Titled 'SMSFs and schemes involving asset protection' the Tax Office confirms that as a threshold issue the arrangement is unnecessary because the superannuation system already protects SMSF assets from creditors.
This fundamentally important observation is supported with a number of further comments focused on the likely superannuation related compliance risks, for example that the arrangement may:
- result in the giving of a ‘charge’ over, or in relation to, a fund asset by the SMSF trustee;
- involve the ‘borrowing’ of money by the SMSF trustee;
- expose fund assets to unnecessary risk if it is unclear who owns them;
- cause the fund to be maintained in a way that doesn’t comply with the sole purpose test;
- cause SMSF money to be used for costs related to asset protection arrangements entered into by members to protect their personal or business assets; which is prohibited because these expenses are not incurred in running the SMSF.
For arrangements not involving SMSFs, despite the case featured in the previous article (namely Re Permewan No 2 [2022] QSC 114), appropriately implemented gift and loan back arrangements appear to be a valid and revenue effective asset protection strategy. This said, there are a myriad of potential issues that always need to be considered, for example:
- care should always be taken to ensure that the trust which will make the secured loan does not itself conduct risky activities (for example, run a business).
- while the arrangement can be entered into without registering a mortgage, if this step is not taken, the trust that has made the loan will simply be an unsecured creditor.
- the impact of the arrangement in relation to potentially accessing the small business tax concessions should always be carefully considered, because while a family home should be excluded from the $6 million test, a secured loan will generally be included if the trust is an affiliate or ‘connected entity’ under the Tax Act (which will typically be the case).

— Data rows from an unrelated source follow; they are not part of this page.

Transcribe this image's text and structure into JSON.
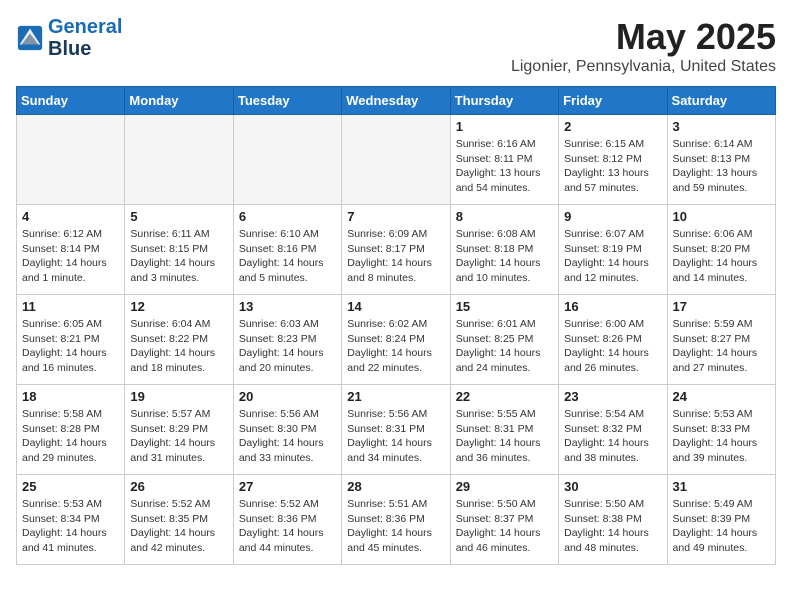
{
  "header": {
    "logo_line1": "General",
    "logo_line2": "Blue",
    "month": "May 2025",
    "location": "Ligonier, Pennsylvania, United States"
  },
  "weekdays": [
    "Sunday",
    "Monday",
    "Tuesday",
    "Wednesday",
    "Thursday",
    "Friday",
    "Saturday"
  ],
  "weeks": [
    [
      {
        "day": "",
        "info": ""
      },
      {
        "day": "",
        "info": ""
      },
      {
        "day": "",
        "info": ""
      },
      {
        "day": "",
        "info": ""
      },
      {
        "day": "1",
        "info": "Sunrise: 6:16 AM\nSunset: 8:11 PM\nDaylight: 13 hours and 54 minutes."
      },
      {
        "day": "2",
        "info": "Sunrise: 6:15 AM\nSunset: 8:12 PM\nDaylight: 13 hours and 57 minutes."
      },
      {
        "day": "3",
        "info": "Sunrise: 6:14 AM\nSunset: 8:13 PM\nDaylight: 13 hours and 59 minutes."
      }
    ],
    [
      {
        "day": "4",
        "info": "Sunrise: 6:12 AM\nSunset: 8:14 PM\nDaylight: 14 hours and 1 minute."
      },
      {
        "day": "5",
        "info": "Sunrise: 6:11 AM\nSunset: 8:15 PM\nDaylight: 14 hours and 3 minutes."
      },
      {
        "day": "6",
        "info": "Sunrise: 6:10 AM\nSunset: 8:16 PM\nDaylight: 14 hours and 5 minutes."
      },
      {
        "day": "7",
        "info": "Sunrise: 6:09 AM\nSunset: 8:17 PM\nDaylight: 14 hours and 8 minutes."
      },
      {
        "day": "8",
        "info": "Sunrise: 6:08 AM\nSunset: 8:18 PM\nDaylight: 14 hours and 10 minutes."
      },
      {
        "day": "9",
        "info": "Sunrise: 6:07 AM\nSunset: 8:19 PM\nDaylight: 14 hours and 12 minutes."
      },
      {
        "day": "10",
        "info": "Sunrise: 6:06 AM\nSunset: 8:20 PM\nDaylight: 14 hours and 14 minutes."
      }
    ],
    [
      {
        "day": "11",
        "info": "Sunrise: 6:05 AM\nSunset: 8:21 PM\nDaylight: 14 hours and 16 minutes."
      },
      {
        "day": "12",
        "info": "Sunrise: 6:04 AM\nSunset: 8:22 PM\nDaylight: 14 hours and 18 minutes."
      },
      {
        "day": "13",
        "info": "Sunrise: 6:03 AM\nSunset: 8:23 PM\nDaylight: 14 hours and 20 minutes."
      },
      {
        "day": "14",
        "info": "Sunrise: 6:02 AM\nSunset: 8:24 PM\nDaylight: 14 hours and 22 minutes."
      },
      {
        "day": "15",
        "info": "Sunrise: 6:01 AM\nSunset: 8:25 PM\nDaylight: 14 hours and 24 minutes."
      },
      {
        "day": "16",
        "info": "Sunrise: 6:00 AM\nSunset: 8:26 PM\nDaylight: 14 hours and 26 minutes."
      },
      {
        "day": "17",
        "info": "Sunrise: 5:59 AM\nSunset: 8:27 PM\nDaylight: 14 hours and 27 minutes."
      }
    ],
    [
      {
        "day": "18",
        "info": "Sunrise: 5:58 AM\nSunset: 8:28 PM\nDaylight: 14 hours and 29 minutes."
      },
      {
        "day": "19",
        "info": "Sunrise: 5:57 AM\nSunset: 8:29 PM\nDaylight: 14 hours and 31 minutes."
      },
      {
        "day": "20",
        "info": "Sunrise: 5:56 AM\nSunset: 8:30 PM\nDaylight: 14 hours and 33 minutes."
      },
      {
        "day": "21",
        "info": "Sunrise: 5:56 AM\nSunset: 8:31 PM\nDaylight: 14 hours and 34 minutes."
      },
      {
        "day": "22",
        "info": "Sunrise: 5:55 AM\nSunset: 8:31 PM\nDaylight: 14 hours and 36 minutes."
      },
      {
        "day": "23",
        "info": "Sunrise: 5:54 AM\nSunset: 8:32 PM\nDaylight: 14 hours and 38 minutes."
      },
      {
        "day": "24",
        "info": "Sunrise: 5:53 AM\nSunset: 8:33 PM\nDaylight: 14 hours and 39 minutes."
      }
    ],
    [
      {
        "day": "25",
        "info": "Sunrise: 5:53 AM\nSunset: 8:34 PM\nDaylight: 14 hours and 41 minutes."
      },
      {
        "day": "26",
        "info": "Sunrise: 5:52 AM\nSunset: 8:35 PM\nDaylight: 14 hours and 42 minutes."
      },
      {
        "day": "27",
        "info": "Sunrise: 5:52 AM\nSunset: 8:36 PM\nDaylight: 14 hours and 44 minutes."
      },
      {
        "day": "28",
        "info": "Sunrise: 5:51 AM\nSunset: 8:36 PM\nDaylight: 14 hours and 45 minutes."
      },
      {
        "day": "29",
        "info": "Sunrise: 5:50 AM\nSunset: 8:37 PM\nDaylight: 14 hours and 46 minutes."
      },
      {
        "day": "30",
        "info": "Sunrise: 5:50 AM\nSunset: 8:38 PM\nDaylight: 14 hours and 48 minutes."
      },
      {
        "day": "31",
        "info": "Sunrise: 5:49 AM\nSunset: 8:39 PM\nDaylight: 14 hours and 49 minutes."
      }
    ]
  ]
}
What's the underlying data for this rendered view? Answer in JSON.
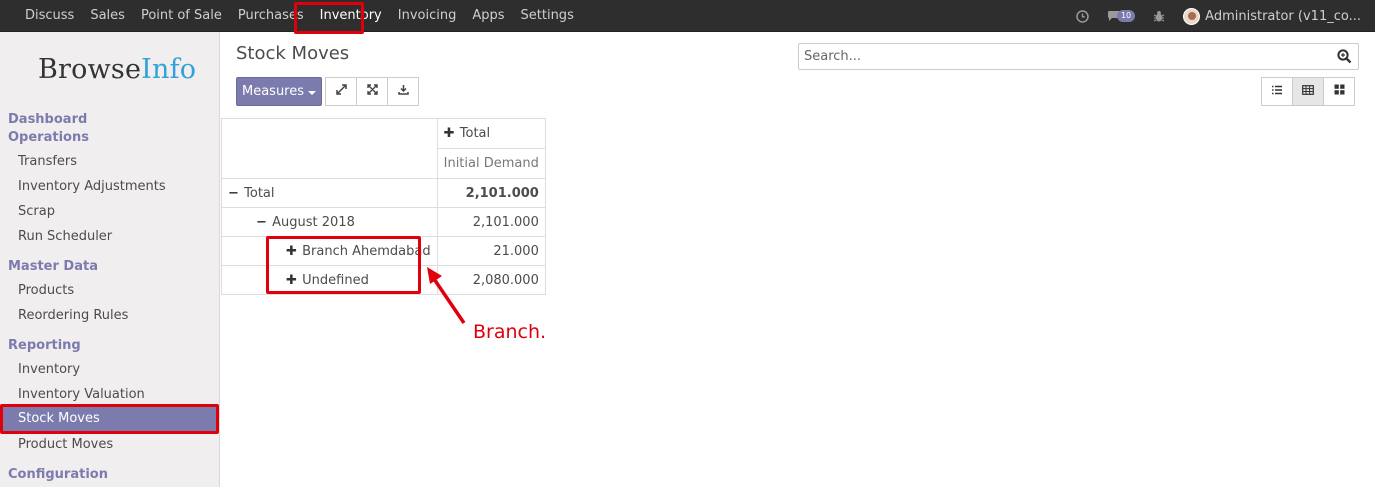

- to the extent that a third party financier already has a mortgage over the property, they will generally require a deed of priority securing that lending (to whatever level it may be from time to time) as a first priority before the trust's second mortgage.
- the provisions of the Tax Act under subdivision EA need to be considered. While there has been some significant dilution of the circumstances where subdivision EA will apply given the Tax Office’s approach to UPEs, in some situations it remains potentially relevant. In particular, the second 'tranche' of the gift and loan back arrangement involving a loan out of a trust can be problematic if at the time the loan is made, there was an unpaid distribution to a corporate beneficiary.
PS: the image today is of a random truck I happened to spy while working on the full article.
** For the trainspotters, the title today riffed from the Jimmy Barnes song 'Too much ain't enough love'.